The Pacers are making it impossible to predict basketball games

Basketball

The NBA is a takesman’s game. But the Indiana Pacers are making it impossible to be right.

I’m no household name in this business, but I’ve seen enough to get friends and family asking me what I think will happen in the NBA Finals between the mystical creature we call the Pacers and the truly juggernautical Oklahoma City Thunder. And I’ve had the same line all week, possibly the single-most boring take in the history of professional sports:

There is no defensible reason to pick the Pacers over the Thunder.

I’ve tried to find one. As a relentless contrarian, trust me when I say I’ve scoured the earth for reasons to say the Pacers could win this series. Pace, surely they run a lot? No… Oklahoma City still plays faster. Clutch stats? Like… they’ve been pretty clutch. But no, it’s basically a dead heat in points per possession and shooting percentage. All traditional and advanced stats from the regular season eviscerate the Pacers. And the Thunder might have a better lineup, slots one through 12.

So now we have to turn to indefensible reasons why people may have picked the Pacers. The power of friendship? Youth and inexperience for the Thunder? The Pacers never get tired? Tyrese Haliburton is the most clutch player in NBA history?

Those are not reasons why the Pacers could win. Those are narratives that would explain why the Pacers did win in a hypothetical future where they already have. That type of ex-post-facto takesmanship is basically the rock on which sports media has built its church, but it’s really no better than just cashing in a lottery ticket and saying you knew the winning numbers all along.

This is cosmos-defying buffoonery. This is 2022 Miami Heat-level stuff, chicanery capable of causing convulsions and forcing you to call your stockbroker and put everything into Lima beans. This team is 5-3 when they go down by 15 or more points. Tyrese Haliburton, who has never been higher than third-team All-NBA, has more playoff game-winners this postseason than Kobe Bryant did in his entire career.

There is zilch that suggests this should be possible, and yet here we are.

I’m sure plenty of people picked the Pacers to win Game 1 via the law of large numbers. And in this world, it’s so much more important if you’re right rather than why you’re right, but I’m stopping those hypothetical straw man victory laps here and demanding to know why on earth this is happening. Because I don’t understand.

Here’s what’s tricky: as far as I can tell, the Indiana Pacers won a run-of-the-mill, low-scoring, store-brand exciting NBA basketball game. They hung around for most of the game, never getting bowled over but never quite going strike-for-strike either. And then they turned on the jets, caught the Thunder off-guard and stole — and I do really mean stole, 111-110 with 0.3 seconds left was their first lead of the night — Game 1 of the NBA Finals. See? Perfectly explainable.

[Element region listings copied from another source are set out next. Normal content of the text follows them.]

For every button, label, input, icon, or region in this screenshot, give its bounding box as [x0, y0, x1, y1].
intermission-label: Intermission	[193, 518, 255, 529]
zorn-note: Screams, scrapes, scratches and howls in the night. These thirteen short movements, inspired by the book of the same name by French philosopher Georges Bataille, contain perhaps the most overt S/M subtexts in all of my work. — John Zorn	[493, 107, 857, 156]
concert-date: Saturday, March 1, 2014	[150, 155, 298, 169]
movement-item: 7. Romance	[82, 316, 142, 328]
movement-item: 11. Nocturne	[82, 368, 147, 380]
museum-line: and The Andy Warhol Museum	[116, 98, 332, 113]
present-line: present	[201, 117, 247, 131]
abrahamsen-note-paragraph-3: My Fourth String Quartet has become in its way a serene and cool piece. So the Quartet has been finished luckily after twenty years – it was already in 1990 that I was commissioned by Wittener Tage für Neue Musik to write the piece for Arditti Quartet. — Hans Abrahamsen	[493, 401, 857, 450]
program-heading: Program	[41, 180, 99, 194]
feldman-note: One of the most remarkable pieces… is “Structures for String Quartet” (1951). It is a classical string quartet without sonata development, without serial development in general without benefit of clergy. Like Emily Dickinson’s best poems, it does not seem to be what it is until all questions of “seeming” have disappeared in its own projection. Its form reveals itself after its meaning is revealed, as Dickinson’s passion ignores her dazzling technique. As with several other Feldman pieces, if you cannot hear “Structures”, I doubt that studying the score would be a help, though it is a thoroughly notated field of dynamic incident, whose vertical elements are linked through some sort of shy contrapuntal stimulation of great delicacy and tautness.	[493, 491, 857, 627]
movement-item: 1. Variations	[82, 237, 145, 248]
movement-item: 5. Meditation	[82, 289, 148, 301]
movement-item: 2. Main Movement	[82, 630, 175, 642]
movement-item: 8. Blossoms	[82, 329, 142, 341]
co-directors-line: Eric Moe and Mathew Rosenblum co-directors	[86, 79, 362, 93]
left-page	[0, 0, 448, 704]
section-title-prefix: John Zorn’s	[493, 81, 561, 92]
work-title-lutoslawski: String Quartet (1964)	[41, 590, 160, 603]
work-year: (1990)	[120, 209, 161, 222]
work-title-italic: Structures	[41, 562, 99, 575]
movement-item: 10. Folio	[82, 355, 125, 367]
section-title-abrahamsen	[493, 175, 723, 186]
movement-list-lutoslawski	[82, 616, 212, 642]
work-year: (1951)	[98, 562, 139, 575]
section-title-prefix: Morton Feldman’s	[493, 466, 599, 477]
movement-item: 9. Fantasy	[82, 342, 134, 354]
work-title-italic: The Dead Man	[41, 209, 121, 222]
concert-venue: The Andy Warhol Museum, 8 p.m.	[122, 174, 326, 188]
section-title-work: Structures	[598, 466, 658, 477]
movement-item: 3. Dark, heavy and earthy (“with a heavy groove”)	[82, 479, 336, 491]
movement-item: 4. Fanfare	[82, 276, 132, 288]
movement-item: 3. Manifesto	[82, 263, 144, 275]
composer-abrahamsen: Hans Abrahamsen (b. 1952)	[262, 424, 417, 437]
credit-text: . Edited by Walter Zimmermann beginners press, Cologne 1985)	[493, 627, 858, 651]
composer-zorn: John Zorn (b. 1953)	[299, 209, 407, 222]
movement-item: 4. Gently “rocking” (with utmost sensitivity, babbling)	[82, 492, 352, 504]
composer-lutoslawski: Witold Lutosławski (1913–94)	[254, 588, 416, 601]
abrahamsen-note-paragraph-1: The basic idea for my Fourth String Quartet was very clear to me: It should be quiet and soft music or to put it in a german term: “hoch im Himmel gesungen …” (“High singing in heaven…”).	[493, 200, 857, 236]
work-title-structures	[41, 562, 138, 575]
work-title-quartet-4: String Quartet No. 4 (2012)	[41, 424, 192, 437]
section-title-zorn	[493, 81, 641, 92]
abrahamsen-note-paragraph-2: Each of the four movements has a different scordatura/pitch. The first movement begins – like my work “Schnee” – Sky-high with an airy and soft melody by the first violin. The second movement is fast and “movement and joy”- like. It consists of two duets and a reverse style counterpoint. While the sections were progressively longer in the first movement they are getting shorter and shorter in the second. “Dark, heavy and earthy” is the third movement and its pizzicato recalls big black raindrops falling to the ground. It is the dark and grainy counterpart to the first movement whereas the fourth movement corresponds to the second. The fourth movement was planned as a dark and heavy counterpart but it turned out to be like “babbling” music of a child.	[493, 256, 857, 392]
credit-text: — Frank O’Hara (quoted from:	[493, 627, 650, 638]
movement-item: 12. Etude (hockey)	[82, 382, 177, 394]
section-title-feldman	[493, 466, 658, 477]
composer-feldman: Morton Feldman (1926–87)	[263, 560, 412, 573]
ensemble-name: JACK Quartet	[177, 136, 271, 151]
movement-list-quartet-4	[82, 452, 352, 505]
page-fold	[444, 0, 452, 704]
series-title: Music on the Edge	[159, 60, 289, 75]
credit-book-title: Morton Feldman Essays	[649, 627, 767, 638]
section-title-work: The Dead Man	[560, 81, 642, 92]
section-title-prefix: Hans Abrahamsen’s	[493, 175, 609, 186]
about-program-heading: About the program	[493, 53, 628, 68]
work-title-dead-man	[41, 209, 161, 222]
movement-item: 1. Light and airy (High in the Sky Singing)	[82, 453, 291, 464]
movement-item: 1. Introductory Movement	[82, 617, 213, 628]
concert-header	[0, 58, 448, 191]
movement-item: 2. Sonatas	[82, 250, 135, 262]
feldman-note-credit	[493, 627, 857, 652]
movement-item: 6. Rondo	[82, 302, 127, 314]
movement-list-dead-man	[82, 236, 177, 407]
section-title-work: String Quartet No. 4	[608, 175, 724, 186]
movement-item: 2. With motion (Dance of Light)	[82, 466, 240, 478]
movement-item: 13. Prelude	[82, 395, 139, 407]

What I can’t explain is how the Pacers are capable of playing that kind of game against the Oklahoma City Thunder. This isn’t the Atlanta Hawks in mid-February; this is a team of first-rate terminators ready and willing to make you look stupid on any Thursday night you want. Oklahoma City may well still prove all praise right, but games like this make it hard to look smart.

Well, I guess there is one explanation: perhaps the outcomes of basketball games are just totally random. The volume of shots is such that you can never predict what will happen in any one outing, and the players are similar enough in ability that it doesn’t really matter who is on what team. Sure, we have mountains of NBA history that disprove that explanation, but maybe none of that history — much like seemingly the laws of physics — apply to these Pacers.

In all seriousness, if the Pacers ultimately win the Finals, I acknowledge that it is possible to be right. There will be receipts kept, screenshots tweeted, and many a John Haliburton quote about all those who didn’t say Yes ‘Cers regretting it. But I do not acknowledge that there is any good reason why those people will be right, and therefore concede none of the victorious high ground to them. If the Pacers win the championship, it won’t be for basketball reasons. It will be because they are a team that defies logic and was possibly chosen by God to hoist the Larry O’Brien trophy.